Tutti possono diventare disoccupati: infatti i dipendenti possono essere licenziati, i commercianti e gli imprenditori possono fallire, i liberi professionisti possono rimanere senza clienti e perciò  senza lavoro. Ma ci sono anche lavoratori che non  pensano a questa eventualità, essendo molto sicuri del fatto loro. C’è anche chi pensa di trovare subito lavoro e spesso minimizza le problematiche economiche, psicologiche, esistenziali, sociali annesse e connesse alla disoccupazione. Lo Stato naturalmente non può dare lavoro a tutti. Neanche gli imprenditori possono dare lavoro a tutti, ma solo a quelli che ritengono più adatti; in fondo non sono benefattori e quando hanno aperto la loro attività si sono assunti dei rischi. Renzi si è espresso negativamente sul reddito di cittadinanza. Dice che mancano le politiche attive del lavoro. Ha dichiarato anche  che il reddito di cittadinanza educa i giovani “a non fare una mazza”. Secca la replica di Enrico Mentana: “Non credo esista in Italia un giovane che preferisca il reddito di cittadinanza a un posto di lavoro“.  Ci vorrebbe un welfare più efficiente senza ombra di dubbio. L’articolo 1 della Costituzione repubblicana recita: “L’Italia è una repubblica democratica fondata sul lavoro”. La Repubblica riconosce a tutti i cittadini il diritto al lavoro. Questo almeno in teoria! Nel frattempo a livello economico e sociale siamo sempre più nel pantano…per usare un eufemismo.

Note

[1] Ageismo è un inglesismo (in inglese: Ageism) che indica la discriminazione nei confronti di una persona in base alla sua età.

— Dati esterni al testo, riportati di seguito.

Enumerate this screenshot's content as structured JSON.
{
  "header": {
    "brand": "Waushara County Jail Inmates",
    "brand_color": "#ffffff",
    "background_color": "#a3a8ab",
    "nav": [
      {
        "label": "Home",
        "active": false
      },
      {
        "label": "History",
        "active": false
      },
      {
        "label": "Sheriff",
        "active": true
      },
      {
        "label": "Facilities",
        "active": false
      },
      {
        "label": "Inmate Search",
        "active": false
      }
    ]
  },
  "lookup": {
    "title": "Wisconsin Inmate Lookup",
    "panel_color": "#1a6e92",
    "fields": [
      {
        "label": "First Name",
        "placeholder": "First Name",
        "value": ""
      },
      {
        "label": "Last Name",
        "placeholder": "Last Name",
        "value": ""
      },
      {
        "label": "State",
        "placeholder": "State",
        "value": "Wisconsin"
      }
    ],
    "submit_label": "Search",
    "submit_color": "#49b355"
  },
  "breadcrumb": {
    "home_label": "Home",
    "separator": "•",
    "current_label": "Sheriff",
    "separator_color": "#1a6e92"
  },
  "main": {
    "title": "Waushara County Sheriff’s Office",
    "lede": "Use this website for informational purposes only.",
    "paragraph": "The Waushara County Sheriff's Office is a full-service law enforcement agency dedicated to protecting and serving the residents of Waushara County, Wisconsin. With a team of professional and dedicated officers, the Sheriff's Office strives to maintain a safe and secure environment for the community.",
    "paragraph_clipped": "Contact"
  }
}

[2] Per call center outbound si intende un call center che gestisce chiamate in uscita verso una lista di contatti.

9 pensieri su “Disoccupazione e precarizzazione

  1. SEGNALAZIONE

    Il martedì nero in cui cade Conte e arriva l’uomo forte
    di Marco Revelli
    https://ilmanifesto.it/il-martedi-nero-in-cui-cade-conte-e-arriva-luomo-forte/?fbclid=IwAR1wde4RRKl8NGcxJFQptE4i_t071zqA79oGGJPkT9vaDRrBXlvFjMVy3uI

    Stralcio:

    Ma poi c’è “il basso”, quello che si chiama “il Paese”, che è allo stremo: in questi giorni, dum Romae consulitur, ogni ora che passa si perdono 50 posti di lavoro. Per ogni giorno di stallo sono 1200 disoccupati in più. Dalla famosa conferenza stampa di Matteo Renzi in cui annunciava il ritiro delle sue due ministre e apriva in modo corsaro una crisi incomprensibile al giorno della resa di Fico sono trascorsi esattamente 20 giorni (compreso quello in cui il principale responsabile di quello stallo se ne è andato a guadagnare i suoi 80.000 dollari con un atto di asservimento a uno dei peggiori despoti del mondo), nel corso dei quali se ne sono andati 24.000 redditi da lavoro. Milioni di lavoratori, dipendenti e autonomi, sono naufragati: 393.000 contratti a termine non sono stati rinnovati, 440.000 in prevalenza giovani hanno perso il posto, altre centinaia di migliaia lo perderanno se il blocco dei licenziamenti non verrà prolungato. Tutti aspettano una boccata d’ossigeno, i benedetti “ristori”, per poter continuare a respirare. E tuttavia, bene che vada, se la crisi di governo non si avvita ulteriormente, occorreranno settimane prima che l’Esecutivo ritorni operativo. E se fosse, come è possibile, un governo “tecnico”, sappiamo bene quale sia la sensibilità sociale dei tecnici… Anche se si chiamano Mario Draghi.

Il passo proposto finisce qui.